The Ramos gin fizz may be the most beloved drink in New Orleans—for its precarious beauty and its elysian taste. It’s been described as “drinking a cloud” and “the essence of angel feathers blended with whipped moonbeams.”
It may also be the most hated drink, chiefly by bartenders tasked with making it. It’s composed of ingredients that typically don’t see eye to eye—namely, dairy and citrus—and so needs to be shaken into submission to overcome potential curdling and give the cocktail its famous lightness. The shaking time required seems to grow with every telling—sometimes two minutes, sometimes twelve. Henry C. Ramos, who invented the drink circa 1890 in New Orleans, insisted only that it be shaken until not a single bubble remained.
Today, Crescent City bartenders are frequently called upon to shake one up. To avoid inconvenience and rotator-cuff injury, that’s led to ingenuity. Junebug’s frozen Ramos gin fizz comes from the sort of dispenser seen serving daiquiris on Bourbon Street. The Bourbon “O” Bar shakes its version for six full minutes in a device designed for bubble tea. Bar Tonique makes a traditional shaken Ramos gin fizz but asks that you order it as your second drink at the same time you order your first, allowing the bartender a grace period. (The Ramos is also served at the bartender’s discretion, which is to say don’t expect one when it’s two deep at the bar.)
My favorite Ramos gin fizz may be at Peychaud’s, a French Quarter bar that leans heavily in to classic New Orleans cocktails and has a bewitching courtyard. Devised by former head barman Nick Jarrett, its Ramos protocol uses a blender, which would be considered sacrilege in some circles—but given that the bar serves thirty to forty each night, also a mercy.
“We have a system,” says beverage manager Alex Anderson. Peychaud’s makes a minimum of two drinks at a time, setting up ingredients in a row of cocktail tins before launching the process. This calls for three turns of the blender—first with the gin, simple syrup, lemon and lime, orange flower water, and egg whites. Then cream. And finally crushed ice. The mixture then gets poured into narrow collins glasses (primed with a little club soda), and, time permitting, the glasses rest in a cooler for a spell before finishing.

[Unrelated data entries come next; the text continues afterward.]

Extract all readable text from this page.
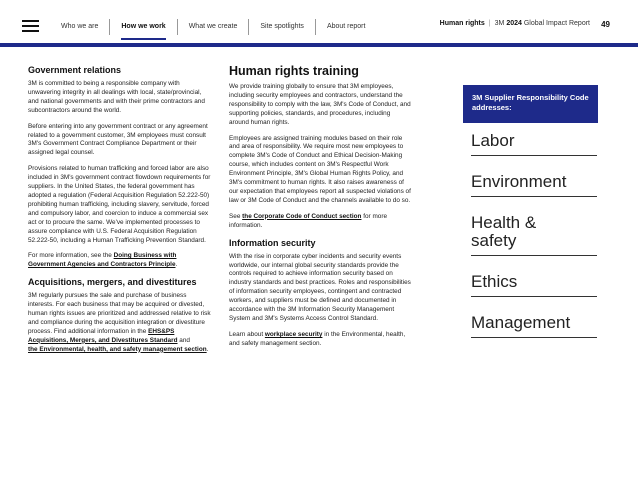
Who we are	How we work	What we create	Site spotlights	About report	Human rights | 3M
2024
Global Impact Report 49
Government relations

3M is committed to being a responsible company with unwavering integrity in all dealings with local, state/provincial, and national governments and with their prime contractors and subcontractors around the world.

Before entering into any government contract or any agreement related to a government customer, 3M employees must consult 3M's Government Contract Compliance Department or their assigned legal counsel.

Provisions related to human trafficking and forced labor are also included in 3M's government contract flowdown requirements for suppliers. In the United States, the federal government has adopted a regulation (Federal Acquisition Regulation 52.222-50) prohibiting human trafficking, including slavery, servitude, forced and compulsory labor, and coercion to induce a commercial sex act or to procure the same. We've implemented processes to assure compliance with U.S. Federal Acquisition Regulation 52.222-50, including a Human Trafficking Prevention Standard.

For more information, see the Doing Business with Government Agencies and Contractors Principle.

Acquisitions, mergers, and divestitures

3M regularly pursues the sale and purchase of business interests. For each business that may be acquired or divested, human rights issues are prioritized and addressed relative to risk and compliance during the acquisition integration or divestiture process. Find additional information in the EHS&PS Acquisitions, Mergers, and Divestitures Standard and
the Environmental, health, and safety management section.

Human rights training

We provide training globally to ensure that 3M employees, including security employees and contractors, understand the responsibility to comply with the law, 3M's Code of Conduct, and supporting policies, standards, and procedures, including around human rights.

Employees are assigned training modules based on their role and area of responsibility. We require most new employees to complete 3M's Code of Conduct and Ethical Decision-Making course, which includes content on 3M's Respectful Work Environment Principle, 3M's Global Human Rights Policy, and 3M's commitment to human rights. It also raises awareness of our expectation that employees report all suspected violations of law or 3M Code of Conduct and the channels available to do so.

See the Corporate Code of Conduct section for more information.

Information security

With the rise in corporate cyber incidents and security events worldwide, our internal global security standards provide the controls required to achieve information security based on industry standards and best practices. Roles and responsibilities of information security employees, contingent and contracted workers, and suppliers must be defined and documented in accordance with the 3M Information Security Management System and 3M's Systems Access Control Standard.

Learn about workplace security in the Environmental, health, and safety management section.

3M Supplier Responsibility Code addresses:
Labor
Environment
Health &
safety
Ethics
Management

The resting period helps the pillowy crown to firm up and set when you add the final pour of club soda—slowly, gently—raising the billowy drink an inch or more above the rim of the glass, like a cumulus cloud of joy.
While not Ramos’s hand-shaken original, this version achieves what he intended: a drink so ethereal it seems to defy gravity. In a city that reveres tradition while surviving on adaptation, perhaps the blender isn’t sacrilege after all—just the latest chapter in a century-long negotiation between perfection and possibility.